His gaze moved to her hair, secured in a long plait at the nape of her neck, but even that couldn’t hide that it was amazing. It wasn’t brown or red or bronze, but a mixture of all
three, and thick and silky, the tiny tendrils that drifted round skin like blushed milk curling in wispy ringlets.

The last two years had trained him to take in everything about people – their body language, appearance, inflections of voice – whilst ingesting every word they spoke. Mr Havelock
had told him more than once it was one of Jack’s strengths, added to the sixth sense that every good solicitor needed to cultivate, which told them if a man or woman was telling the truth
– or, at the very least, the whole story. But somehow, with this young woman, and to his great surprise, Jack only felt confusion. Added to which he was very aware of his dishevelled
appearance, which annoyed him. He should be feeling only relief that May was free and concern that she was injured, but instead a whole host of emotions were in play.

As Angeline finished speaking he leaned forward and said, ‘So May’s waiting at Portland Park?’ and was further annoyed at the slight recoil she made, before she collected
herself. ‘And you have nothing, you say? Not a penny between you, and merely the clothes you stand up in? Why didn’t you take your things with you when you left the inn where you were
working?’

Angeline had never felt more ill at ease in her life than now, lying to this man who was May’s brother. ‘We did, but they were stolen one night.’

Jack nodded. It happened. Softly he said, ‘Is your arm very painful?’

‘Not since it was strapped up.’

‘Good.’ Standing up, he pulled on his cap and jacket. She had explained about the elocution lessons, but he was finding that the way she spoke made him feel . . . he wouldn’t
allow himself to think ‘inferior’, instead substituting ‘uncomfortable’. ‘Make yourself a drink’ – he waved to the small kettle on a steel shelf over the
hot coals that the tiny fireplace held – ‘there’s tea and sugar on the shelf, but no milk I’m afraid. I’ll get something to eat for the three of us after I’ve
got May home.’

‘But don’t you want me to come with you?’

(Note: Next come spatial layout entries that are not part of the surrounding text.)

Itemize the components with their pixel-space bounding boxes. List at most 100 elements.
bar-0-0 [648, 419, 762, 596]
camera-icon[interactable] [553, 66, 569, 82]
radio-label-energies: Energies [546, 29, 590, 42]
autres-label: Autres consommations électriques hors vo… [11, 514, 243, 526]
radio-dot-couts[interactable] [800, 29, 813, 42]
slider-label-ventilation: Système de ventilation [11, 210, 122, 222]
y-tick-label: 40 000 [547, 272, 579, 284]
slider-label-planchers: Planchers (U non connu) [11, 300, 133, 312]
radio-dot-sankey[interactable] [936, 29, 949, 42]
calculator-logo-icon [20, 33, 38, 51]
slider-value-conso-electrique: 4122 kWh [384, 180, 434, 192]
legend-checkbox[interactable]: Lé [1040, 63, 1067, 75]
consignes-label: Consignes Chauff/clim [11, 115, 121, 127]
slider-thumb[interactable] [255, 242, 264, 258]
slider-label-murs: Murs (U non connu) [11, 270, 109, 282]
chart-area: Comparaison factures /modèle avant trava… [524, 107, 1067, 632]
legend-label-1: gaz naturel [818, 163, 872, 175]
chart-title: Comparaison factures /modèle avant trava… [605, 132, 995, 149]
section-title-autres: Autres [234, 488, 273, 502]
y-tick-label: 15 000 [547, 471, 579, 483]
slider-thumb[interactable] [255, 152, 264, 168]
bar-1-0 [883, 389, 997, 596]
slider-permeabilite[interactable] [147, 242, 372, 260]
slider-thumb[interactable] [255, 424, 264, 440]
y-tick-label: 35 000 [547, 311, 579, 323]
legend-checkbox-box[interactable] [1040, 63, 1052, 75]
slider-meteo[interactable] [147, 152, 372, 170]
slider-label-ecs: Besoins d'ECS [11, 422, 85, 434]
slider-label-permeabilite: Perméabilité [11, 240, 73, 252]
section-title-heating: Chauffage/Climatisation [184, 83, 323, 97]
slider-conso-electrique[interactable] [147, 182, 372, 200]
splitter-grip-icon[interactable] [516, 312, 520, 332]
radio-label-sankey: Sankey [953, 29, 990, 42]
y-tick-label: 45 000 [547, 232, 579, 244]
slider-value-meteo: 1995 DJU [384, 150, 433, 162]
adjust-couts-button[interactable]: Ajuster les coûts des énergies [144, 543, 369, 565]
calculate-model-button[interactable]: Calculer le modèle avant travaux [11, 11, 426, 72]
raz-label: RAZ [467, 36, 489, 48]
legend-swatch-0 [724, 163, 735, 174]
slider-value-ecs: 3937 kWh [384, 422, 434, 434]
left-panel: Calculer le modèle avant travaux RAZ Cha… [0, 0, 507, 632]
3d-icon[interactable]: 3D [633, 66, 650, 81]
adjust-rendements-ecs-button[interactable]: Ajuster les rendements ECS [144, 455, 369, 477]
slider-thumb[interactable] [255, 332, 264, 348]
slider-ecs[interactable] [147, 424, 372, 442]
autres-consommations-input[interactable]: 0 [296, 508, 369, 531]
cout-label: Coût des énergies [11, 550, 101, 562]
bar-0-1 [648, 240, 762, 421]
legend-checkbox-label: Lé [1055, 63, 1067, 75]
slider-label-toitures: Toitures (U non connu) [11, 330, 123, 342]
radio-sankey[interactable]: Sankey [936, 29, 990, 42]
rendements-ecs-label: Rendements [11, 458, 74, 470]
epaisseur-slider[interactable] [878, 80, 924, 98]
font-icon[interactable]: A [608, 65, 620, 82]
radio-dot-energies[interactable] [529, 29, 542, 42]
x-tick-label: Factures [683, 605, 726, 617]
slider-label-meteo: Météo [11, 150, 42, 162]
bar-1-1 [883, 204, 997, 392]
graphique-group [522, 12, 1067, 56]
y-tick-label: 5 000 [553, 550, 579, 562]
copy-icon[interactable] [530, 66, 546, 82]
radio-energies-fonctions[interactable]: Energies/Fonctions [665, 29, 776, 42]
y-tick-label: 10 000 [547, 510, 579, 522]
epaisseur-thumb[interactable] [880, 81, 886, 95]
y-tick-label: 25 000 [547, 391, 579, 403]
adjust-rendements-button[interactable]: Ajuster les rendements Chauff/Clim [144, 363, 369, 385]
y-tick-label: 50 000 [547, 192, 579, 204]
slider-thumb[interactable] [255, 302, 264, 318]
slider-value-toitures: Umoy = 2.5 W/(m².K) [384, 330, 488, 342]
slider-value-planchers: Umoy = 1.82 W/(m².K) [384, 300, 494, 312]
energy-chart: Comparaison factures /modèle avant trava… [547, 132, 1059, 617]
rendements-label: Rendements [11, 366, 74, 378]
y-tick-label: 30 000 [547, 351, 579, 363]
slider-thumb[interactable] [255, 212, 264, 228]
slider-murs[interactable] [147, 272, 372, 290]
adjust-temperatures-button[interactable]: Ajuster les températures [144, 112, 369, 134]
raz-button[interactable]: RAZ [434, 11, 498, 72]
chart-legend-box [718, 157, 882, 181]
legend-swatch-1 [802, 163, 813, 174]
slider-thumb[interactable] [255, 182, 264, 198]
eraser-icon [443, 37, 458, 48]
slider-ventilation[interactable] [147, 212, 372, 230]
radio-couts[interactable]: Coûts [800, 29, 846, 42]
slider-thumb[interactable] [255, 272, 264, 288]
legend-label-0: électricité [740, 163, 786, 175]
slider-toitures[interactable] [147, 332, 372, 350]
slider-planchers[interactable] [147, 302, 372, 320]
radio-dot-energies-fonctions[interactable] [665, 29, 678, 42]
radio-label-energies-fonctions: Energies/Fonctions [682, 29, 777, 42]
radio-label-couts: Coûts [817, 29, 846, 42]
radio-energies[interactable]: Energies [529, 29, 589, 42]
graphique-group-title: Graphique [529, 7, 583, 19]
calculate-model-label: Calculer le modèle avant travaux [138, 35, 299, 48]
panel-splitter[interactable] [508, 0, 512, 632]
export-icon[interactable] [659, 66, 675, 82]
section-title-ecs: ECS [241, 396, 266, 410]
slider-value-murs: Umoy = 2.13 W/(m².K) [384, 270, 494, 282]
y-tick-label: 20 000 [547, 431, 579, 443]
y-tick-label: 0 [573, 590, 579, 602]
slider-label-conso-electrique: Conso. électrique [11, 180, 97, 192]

‘Not necessary. I know where the park is.’

‘Very well.’ Angeline inclined her head. ‘If you are sure.’

There it was again. It wasn’t just her voice – it was her manner, too. Not exactly uppish, more . . . He found he couldn’t put his finger on what it was, which again irritated
him.

Once May’s brother had gone, Angeline sat exactly where she was for some minutes. She felt as though she had come through a great trial, which was ridiculous really, when she had only
found her way to this house. But that was how she felt. The reaction had her wanting to drift off to sleep where she sat, but after a while she kicked off her boots and made herself a cup of tea.
It was the first drink she had made in her life, and she had no idea how much tea to put in the mug sitting next to the little tea caddy. Consequently it was very weak, but in view of the fact
there was no milk, it was better than being too strong.